Friday 6 July 2012

How To Plan Your First Website?

Plan your website, website planningA Web site is a group of related Web pages, all hyper-linked together and hosted on a server. Before you start writing the HTML to create a site’s pages, it is a good idea to do some planning.

Know Your Audience
It is important to understand the audience that will visit the pages on your Web site. It is important to know their technical ability so that you can use language they are comfortable with. It is also important to know their interests so that you can present imagery and other content that will keep them interested and at your site. You can conduct interviews with potential users early on to get ideas for your site designs. You can also have users test out your site after it launches to get feedback on how to improve it.

Plan a Home Page
The home page is usually the first page a visitor sees when visiting a Web site, so it is important that it concisely communicate the site’s purpose and what information users can expect to find. It should also include prominent links to the other important pages on your site. Optimally, users should be able to see all of this information without having to scroll in their browser window.
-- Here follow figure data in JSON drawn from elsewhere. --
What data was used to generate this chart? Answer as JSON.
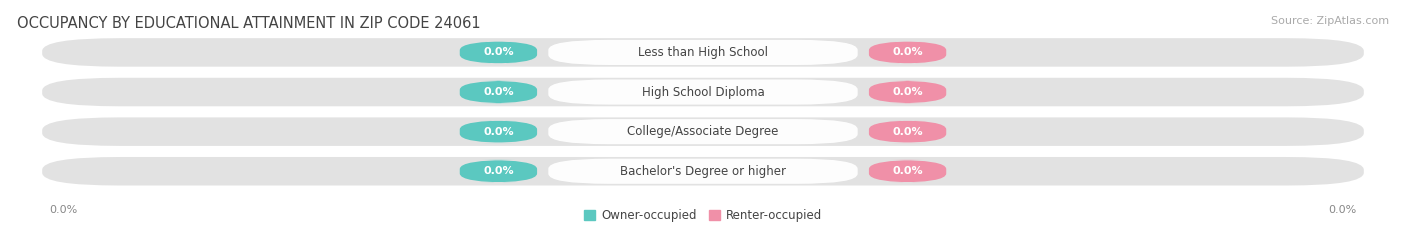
{
  "title": "OCCUPANCY BY EDUCATIONAL ATTAINMENT IN ZIP CODE 24061",
  "source_text": "Source: ZipAtlas.com",
  "categories": [
    "Less than High School",
    "High School Diploma",
    "College/Associate Degree",
    "Bachelor's Degree or higher"
  ],
  "owner_values": [
    0.0,
    0.0,
    0.0,
    0.0
  ],
  "renter_values": [
    0.0,
    0.0,
    0.0,
    0.0
  ],
  "owner_color": "#5bc8c0",
  "renter_color": "#f090a8",
  "owner_label": "Owner-occupied",
  "renter_label": "Renter-occupied",
  "bar_bg_color": "#e2e2e2",
  "label_value_color": "#ffffff",
  "cat_label_color": "#444444",
  "axis_label_color": "#888888",
  "title_color": "#444444",
  "source_color": "#aaaaaa",
  "bg_color": "#ffffff",
  "title_fontsize": 10.5,
  "source_fontsize": 8,
  "val_fontsize": 8,
  "cat_fontsize": 8.5,
  "legend_fontsize": 8.5,
  "axis_fontsize": 8,
  "fig_width": 14.06,
  "fig_height": 2.33,
  "dpi": 100
}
Clear communication is important on all of your site’s pages, but especially on the home page.

Site Map
A useful tool for planning your site’s overall structure is a site map, which represents your Web pages as boxes and the hyperlinks as arrows. The home page of a site is usually placed at the top of a site map. A site map gives you an overview of the pages you need to build and also shows the navigational structure. You should arrange your pages so that important content is easy to get to from the home page. You can sketch your site map using pencil and paper or using software such as Microsoft Visio, which has tools specifically made for creating site maps.

Linear Structure
A linear site layout moves the user through your content in a step-by-step fashion, like pages in a book. Linear layouts are good for presenting sequential instructions or a narrative story. In a linear layout, each Web page usually links to the next page and the previous page. The site map of a linear site will have the pages arranged one after the other in a line.

Hierarchical Structure
A hierarchical layout resembles a pyramid, with the home page at the top and other pages fanning out from there. A hierarchical site map looks like a company’s organizational chart or a family tree. Hierarchical layouts are appropriate for sites with categorized content, such as online merchants. Each branch in such a site represents a product category with the for-sale items at the end of the branches.

Gathering Content
After you plan the pages and structure of your site, you need to gather the content. For simple sites, this may involve writing text and shooting digital photos. More complex sites may require recording audio and video, creating illustrations, and programming interactive media. You can organize all of this content into your Web pages using HTML.